Even a full throttle effort to make poorly considered investments (say, bitcoin or a warehouse inventory of colorful leggings) would still be hard for the grand-grand-grand-grand kids to blow.
I've already shown you The Breakers. The family's Newport, Rhode Island summer getaway that was inhabited just 6 weeks per year.
Imagine that's your neighbor. The 40% off coupon to Hobby Lobby for a fake wood "Live, Laugh, Love" wall piece is not going to cut it.
So take a stroll drown from The Breakers and step inside the lesser revered "summer cottages" to truly immerse yourself in the most expensive ding dong measuring contest of the Industrial era.
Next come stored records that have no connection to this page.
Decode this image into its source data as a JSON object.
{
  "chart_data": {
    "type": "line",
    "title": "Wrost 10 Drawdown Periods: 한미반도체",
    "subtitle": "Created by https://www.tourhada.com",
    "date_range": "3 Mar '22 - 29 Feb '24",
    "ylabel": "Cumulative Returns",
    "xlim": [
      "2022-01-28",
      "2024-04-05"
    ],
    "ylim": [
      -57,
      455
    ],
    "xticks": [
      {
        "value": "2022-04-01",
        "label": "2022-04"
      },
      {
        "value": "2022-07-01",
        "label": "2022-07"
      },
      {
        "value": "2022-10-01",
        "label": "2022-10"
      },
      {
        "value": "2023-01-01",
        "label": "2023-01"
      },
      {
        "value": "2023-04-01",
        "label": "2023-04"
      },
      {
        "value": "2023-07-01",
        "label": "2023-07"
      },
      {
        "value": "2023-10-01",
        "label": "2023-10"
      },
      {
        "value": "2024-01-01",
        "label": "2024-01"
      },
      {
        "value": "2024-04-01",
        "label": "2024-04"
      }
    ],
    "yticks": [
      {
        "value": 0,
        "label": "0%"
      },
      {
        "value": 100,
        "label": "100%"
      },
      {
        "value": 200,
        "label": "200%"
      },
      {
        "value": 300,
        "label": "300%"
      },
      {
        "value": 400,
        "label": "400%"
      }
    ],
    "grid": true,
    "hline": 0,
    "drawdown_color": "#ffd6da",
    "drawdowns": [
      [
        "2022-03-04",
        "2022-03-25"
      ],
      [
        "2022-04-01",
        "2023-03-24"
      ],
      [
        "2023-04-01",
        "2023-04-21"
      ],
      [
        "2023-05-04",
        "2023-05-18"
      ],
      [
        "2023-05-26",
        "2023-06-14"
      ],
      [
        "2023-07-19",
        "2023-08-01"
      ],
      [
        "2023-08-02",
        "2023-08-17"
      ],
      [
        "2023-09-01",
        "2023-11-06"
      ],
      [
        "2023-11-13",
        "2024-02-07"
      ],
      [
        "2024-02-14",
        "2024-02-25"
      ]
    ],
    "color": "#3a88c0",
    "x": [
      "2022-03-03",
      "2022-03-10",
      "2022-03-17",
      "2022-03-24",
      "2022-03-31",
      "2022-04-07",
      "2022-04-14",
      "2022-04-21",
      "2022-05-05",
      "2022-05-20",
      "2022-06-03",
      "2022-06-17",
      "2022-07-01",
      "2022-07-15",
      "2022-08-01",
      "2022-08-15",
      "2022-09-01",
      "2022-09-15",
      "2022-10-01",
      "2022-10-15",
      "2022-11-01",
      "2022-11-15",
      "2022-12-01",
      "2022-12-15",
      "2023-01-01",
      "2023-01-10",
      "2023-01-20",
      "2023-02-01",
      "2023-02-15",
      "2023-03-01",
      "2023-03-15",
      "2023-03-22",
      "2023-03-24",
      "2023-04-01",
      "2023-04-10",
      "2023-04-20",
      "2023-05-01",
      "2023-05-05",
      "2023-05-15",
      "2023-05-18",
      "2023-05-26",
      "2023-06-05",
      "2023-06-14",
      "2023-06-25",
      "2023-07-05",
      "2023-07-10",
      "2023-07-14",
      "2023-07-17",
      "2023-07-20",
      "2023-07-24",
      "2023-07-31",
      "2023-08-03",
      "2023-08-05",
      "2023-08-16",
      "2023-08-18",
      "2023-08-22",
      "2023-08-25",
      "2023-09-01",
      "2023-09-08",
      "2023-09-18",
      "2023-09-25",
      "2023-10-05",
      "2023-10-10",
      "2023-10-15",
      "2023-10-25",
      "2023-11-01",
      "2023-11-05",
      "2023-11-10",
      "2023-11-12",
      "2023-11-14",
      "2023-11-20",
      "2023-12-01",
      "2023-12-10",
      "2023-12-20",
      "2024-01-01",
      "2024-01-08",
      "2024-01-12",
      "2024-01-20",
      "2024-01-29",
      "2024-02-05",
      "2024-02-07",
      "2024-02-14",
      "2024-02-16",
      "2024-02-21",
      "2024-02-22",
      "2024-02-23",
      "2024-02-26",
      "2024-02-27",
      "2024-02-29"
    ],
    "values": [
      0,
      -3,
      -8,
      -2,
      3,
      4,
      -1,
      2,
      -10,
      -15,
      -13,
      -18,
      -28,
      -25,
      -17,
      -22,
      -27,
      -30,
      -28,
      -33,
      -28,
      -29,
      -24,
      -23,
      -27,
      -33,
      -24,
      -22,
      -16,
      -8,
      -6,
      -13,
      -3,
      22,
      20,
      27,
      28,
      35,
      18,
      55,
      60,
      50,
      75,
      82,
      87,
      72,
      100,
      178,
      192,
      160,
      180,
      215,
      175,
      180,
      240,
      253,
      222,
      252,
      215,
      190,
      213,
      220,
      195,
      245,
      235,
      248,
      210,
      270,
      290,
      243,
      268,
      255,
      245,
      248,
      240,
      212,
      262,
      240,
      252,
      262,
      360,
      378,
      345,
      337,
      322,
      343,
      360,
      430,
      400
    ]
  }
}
The Marble House - made almost completely of marble giving it the warm, welcoming glow one might anticipate inside a bank or divorce lawyers office. Ah, home.
Or my favorite, Rosecliff, a gift to a silver heiress who evoked Curious George in her fated effort to outdo every other block party.
She announced a Prince would be in attendance. At dinner, a sassy monkey ran into the ballroom dressed in royal regalia. Regrettably, after one too many drags off the champagne the little guy was plastered and took to the chandeliers.
Drunk and probably underpaid, the chimp started hurling lightbulbs at the guests. After decades of decadence that was the first time someone considered that perhaps the Newport lifestyle had gone a bit...overboard.
Our silver heiress would later lose her mind as World War I began and society shamed the ultra-wealthy. Hers and every other mansion was then considered excessive, dated and a hassle to inherit.
They fell into disrepair. Some were sold at auction for a few thousand dollars.
Before her death the heiress would roam her empty ballroom alone, encouraging the visions of her past to have just one more glass of champagne.
Today you and 3,000 of your closest friends who lack spacial awareness can tour all of these.
We imagine what it must have been like to live in such splendor. We fantasize about what *we* would do with all that money.
Presumably forgetting that the Guilded Age, and extreme wealth in general, is all but a veneer. It isn't promised to last and not a single one of them took a penny to the grave.